African LGBTQI+ Migration Research Network
ALMN aims to advance scholarship on all facets of LGBTQI+ migration. We bring together scholars, researchers, practitioners, activists and service providers to spark critical conversations, promote knowledge exchange, support evidence-based policy responses, and initiate effective and ethical collaborations.
ALMN recognises that LGBTQI+ migration does not simply happen from the African continent, but also within and across (imposed) national borders. We are committed to both reorienting LGBTQI+ migration scholarship towards the Global South, and promoting knowledge produced within the Global South in order to challenge systemic inequality within the global academy.
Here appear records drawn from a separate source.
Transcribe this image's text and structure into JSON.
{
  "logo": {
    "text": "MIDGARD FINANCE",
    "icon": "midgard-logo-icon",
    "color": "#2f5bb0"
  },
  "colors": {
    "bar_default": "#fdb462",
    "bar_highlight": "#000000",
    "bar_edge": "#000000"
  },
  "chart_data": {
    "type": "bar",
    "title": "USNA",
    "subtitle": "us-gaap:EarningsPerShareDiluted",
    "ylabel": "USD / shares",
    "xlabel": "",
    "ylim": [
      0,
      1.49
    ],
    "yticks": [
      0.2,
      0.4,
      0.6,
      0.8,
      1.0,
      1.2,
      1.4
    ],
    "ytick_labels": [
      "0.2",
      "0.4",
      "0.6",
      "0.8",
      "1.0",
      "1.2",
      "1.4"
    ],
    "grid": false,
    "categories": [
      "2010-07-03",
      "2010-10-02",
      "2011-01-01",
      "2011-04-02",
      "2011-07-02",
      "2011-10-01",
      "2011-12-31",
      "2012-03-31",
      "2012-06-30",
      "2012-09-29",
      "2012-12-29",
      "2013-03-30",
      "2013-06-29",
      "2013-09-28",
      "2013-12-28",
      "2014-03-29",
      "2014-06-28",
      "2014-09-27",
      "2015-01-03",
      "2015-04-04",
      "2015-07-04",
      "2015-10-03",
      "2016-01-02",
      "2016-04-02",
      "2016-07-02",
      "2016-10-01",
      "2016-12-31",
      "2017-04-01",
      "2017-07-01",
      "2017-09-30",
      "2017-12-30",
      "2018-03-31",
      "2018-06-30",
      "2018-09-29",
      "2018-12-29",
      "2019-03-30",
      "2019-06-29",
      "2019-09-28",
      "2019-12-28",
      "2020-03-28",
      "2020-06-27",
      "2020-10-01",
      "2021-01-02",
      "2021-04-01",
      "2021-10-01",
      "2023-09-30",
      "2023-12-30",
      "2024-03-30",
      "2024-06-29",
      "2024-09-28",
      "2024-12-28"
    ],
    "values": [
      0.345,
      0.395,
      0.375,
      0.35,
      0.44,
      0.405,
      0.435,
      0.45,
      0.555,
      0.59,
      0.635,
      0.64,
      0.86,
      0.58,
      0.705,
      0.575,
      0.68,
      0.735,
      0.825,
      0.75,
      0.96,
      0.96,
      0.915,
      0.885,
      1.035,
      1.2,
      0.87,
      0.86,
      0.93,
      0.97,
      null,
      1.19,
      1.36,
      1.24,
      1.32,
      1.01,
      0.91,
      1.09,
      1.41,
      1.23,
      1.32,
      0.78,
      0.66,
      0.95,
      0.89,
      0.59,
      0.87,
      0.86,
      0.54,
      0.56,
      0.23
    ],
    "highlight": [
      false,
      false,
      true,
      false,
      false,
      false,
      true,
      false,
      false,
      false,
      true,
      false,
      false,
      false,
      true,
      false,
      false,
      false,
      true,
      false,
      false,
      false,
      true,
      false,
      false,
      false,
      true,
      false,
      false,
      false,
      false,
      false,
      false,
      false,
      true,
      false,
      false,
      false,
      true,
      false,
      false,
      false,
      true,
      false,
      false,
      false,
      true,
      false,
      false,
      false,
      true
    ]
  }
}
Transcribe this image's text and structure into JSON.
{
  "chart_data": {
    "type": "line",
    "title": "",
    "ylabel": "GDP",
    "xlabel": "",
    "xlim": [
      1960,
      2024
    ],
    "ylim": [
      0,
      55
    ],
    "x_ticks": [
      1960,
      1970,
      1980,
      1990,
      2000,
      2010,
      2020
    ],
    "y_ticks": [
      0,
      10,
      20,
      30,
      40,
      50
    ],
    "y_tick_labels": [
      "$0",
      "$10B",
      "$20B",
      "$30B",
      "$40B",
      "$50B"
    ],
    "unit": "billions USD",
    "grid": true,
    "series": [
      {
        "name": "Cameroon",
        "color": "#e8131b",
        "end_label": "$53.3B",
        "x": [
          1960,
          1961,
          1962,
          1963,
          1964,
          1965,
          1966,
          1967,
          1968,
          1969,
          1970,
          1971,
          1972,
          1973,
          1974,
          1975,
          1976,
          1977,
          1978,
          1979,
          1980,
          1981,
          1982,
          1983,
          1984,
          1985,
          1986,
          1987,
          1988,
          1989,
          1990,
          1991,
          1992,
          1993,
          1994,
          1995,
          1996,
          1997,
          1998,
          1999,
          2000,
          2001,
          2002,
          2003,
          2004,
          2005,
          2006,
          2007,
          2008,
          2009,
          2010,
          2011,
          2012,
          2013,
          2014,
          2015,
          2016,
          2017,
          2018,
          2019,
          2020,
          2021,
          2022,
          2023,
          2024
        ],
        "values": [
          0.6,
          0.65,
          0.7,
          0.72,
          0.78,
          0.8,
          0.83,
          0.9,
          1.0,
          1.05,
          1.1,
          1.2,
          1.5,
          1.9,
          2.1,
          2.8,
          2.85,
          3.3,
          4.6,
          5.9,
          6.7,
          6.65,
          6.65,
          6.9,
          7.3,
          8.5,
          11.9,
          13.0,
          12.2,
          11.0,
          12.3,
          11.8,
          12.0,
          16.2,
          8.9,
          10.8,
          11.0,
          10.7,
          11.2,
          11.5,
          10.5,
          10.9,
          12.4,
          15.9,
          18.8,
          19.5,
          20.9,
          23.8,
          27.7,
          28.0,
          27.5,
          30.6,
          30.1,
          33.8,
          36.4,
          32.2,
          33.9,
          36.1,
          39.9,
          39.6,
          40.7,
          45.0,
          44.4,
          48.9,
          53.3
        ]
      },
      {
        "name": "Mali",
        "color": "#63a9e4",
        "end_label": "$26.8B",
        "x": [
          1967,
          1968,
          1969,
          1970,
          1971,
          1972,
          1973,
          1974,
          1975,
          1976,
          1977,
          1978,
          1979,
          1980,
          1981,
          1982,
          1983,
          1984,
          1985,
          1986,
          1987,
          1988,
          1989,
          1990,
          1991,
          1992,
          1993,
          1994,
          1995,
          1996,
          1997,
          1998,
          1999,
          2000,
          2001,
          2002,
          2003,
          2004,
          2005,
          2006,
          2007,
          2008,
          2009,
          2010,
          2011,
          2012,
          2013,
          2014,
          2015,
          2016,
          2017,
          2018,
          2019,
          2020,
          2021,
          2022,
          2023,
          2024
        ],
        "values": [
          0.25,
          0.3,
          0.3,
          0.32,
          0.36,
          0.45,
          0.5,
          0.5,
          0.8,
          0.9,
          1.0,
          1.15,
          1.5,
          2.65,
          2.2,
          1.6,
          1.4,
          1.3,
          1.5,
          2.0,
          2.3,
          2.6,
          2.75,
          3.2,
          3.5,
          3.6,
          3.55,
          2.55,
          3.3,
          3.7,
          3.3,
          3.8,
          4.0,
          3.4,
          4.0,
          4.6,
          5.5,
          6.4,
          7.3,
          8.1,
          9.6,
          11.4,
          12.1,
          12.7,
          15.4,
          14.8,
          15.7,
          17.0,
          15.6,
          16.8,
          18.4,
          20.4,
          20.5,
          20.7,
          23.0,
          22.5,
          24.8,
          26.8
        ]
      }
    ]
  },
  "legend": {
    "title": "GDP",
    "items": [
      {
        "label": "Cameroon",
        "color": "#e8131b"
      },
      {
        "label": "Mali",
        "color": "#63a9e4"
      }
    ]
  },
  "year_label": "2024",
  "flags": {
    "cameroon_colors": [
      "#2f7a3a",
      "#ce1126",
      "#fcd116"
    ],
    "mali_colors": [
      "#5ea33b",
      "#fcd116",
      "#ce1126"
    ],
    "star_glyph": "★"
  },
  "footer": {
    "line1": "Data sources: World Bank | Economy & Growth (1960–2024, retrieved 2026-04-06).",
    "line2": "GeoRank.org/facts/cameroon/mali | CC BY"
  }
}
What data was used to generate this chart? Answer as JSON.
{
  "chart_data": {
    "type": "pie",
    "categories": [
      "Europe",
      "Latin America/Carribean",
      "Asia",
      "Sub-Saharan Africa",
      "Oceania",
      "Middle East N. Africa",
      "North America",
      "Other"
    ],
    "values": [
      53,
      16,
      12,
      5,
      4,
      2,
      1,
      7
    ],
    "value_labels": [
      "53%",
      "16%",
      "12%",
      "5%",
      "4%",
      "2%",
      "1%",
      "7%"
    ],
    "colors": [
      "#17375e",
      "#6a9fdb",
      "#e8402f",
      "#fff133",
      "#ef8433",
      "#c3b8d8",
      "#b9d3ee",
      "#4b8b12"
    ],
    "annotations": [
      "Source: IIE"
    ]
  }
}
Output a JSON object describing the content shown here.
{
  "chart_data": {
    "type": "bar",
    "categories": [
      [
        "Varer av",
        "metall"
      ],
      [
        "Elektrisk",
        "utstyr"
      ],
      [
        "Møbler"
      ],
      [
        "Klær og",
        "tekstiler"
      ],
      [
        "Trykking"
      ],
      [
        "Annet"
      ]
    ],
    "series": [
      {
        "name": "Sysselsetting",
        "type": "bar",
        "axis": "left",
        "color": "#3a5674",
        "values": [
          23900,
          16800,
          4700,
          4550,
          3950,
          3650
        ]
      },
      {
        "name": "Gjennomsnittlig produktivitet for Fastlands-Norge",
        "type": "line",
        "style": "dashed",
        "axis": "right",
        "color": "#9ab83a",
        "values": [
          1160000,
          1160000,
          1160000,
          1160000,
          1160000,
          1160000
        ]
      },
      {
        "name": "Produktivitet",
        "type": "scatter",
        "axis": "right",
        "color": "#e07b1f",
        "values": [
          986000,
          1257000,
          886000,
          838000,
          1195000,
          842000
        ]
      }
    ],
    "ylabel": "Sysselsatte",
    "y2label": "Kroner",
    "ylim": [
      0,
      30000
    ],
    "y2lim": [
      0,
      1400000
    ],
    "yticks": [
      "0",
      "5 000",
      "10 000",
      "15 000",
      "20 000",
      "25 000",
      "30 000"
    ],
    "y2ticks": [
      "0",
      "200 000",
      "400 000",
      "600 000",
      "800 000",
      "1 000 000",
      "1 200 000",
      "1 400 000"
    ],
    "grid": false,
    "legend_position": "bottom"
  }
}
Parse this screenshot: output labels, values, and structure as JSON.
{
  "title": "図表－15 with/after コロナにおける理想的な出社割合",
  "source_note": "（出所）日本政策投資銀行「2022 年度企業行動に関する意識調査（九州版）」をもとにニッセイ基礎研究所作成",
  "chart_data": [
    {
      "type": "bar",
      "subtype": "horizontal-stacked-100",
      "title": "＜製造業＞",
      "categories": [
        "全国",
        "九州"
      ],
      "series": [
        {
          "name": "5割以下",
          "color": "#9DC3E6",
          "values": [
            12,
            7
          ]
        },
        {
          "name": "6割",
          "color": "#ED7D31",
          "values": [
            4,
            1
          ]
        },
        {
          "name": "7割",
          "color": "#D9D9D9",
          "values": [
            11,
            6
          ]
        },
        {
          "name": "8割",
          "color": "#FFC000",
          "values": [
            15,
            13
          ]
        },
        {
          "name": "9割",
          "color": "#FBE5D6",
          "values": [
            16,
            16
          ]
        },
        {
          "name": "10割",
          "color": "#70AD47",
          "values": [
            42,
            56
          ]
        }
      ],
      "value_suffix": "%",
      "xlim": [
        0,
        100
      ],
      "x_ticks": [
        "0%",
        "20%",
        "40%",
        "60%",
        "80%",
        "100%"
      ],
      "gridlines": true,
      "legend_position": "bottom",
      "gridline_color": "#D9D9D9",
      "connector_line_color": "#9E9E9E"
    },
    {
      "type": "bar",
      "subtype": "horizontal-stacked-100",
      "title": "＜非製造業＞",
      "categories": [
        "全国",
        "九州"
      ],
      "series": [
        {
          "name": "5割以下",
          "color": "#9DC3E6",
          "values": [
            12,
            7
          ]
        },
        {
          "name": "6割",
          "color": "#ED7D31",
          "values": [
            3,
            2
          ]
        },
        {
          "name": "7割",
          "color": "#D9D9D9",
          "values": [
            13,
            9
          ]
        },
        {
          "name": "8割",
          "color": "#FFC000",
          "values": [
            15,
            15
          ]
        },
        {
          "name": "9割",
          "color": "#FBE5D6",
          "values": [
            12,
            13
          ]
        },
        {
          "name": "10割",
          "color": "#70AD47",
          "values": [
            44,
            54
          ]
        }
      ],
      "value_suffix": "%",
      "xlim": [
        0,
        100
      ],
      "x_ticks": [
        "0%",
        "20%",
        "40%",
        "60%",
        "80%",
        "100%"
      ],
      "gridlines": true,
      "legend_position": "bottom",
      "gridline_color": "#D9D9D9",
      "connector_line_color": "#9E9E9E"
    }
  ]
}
ALMN was established in June 2019 by B Camminga and John Marnell, in an effort to coordinate and spotlight research on all facets of LGBTQI+ migration. B and John are both based at the African Centre for Migration and Society (ACMS), University of the Witwatersrand.
Aims and objectives
ALMN brings together individuals interested in LGBTQI+ migration on, from and to the African continent in order to:
Advance the field of LGBTQI+ Migration studies, particularly within the Global South
Map current work on LGBTQI+ migration and house a member-populated resource database
Spotlight diverse researchers, scholars, activists and practitioners working on LGBTQI+ migration
Open up new avenues for collaboration and engagement, such as international conferences, workshops and publications
Create opportunities for cross-continental engagement and wider research dissemination
Initiate critical conversations around the ethics, methods and practices of researching and representing LGBTQI+ migrants
Kawira Mwirichia – a bold, unapologetic and ever so talented visual artist from Kenya – has generously given us permission to use her ‘Queer Kangas’.
The kanga shown at the top of this page represents queer history and resistance in Zimbabwe. The quote, submitted by Andrew Kelvis, translates to ‘Yes, I’m queer. Why does it irk you so, my dear?’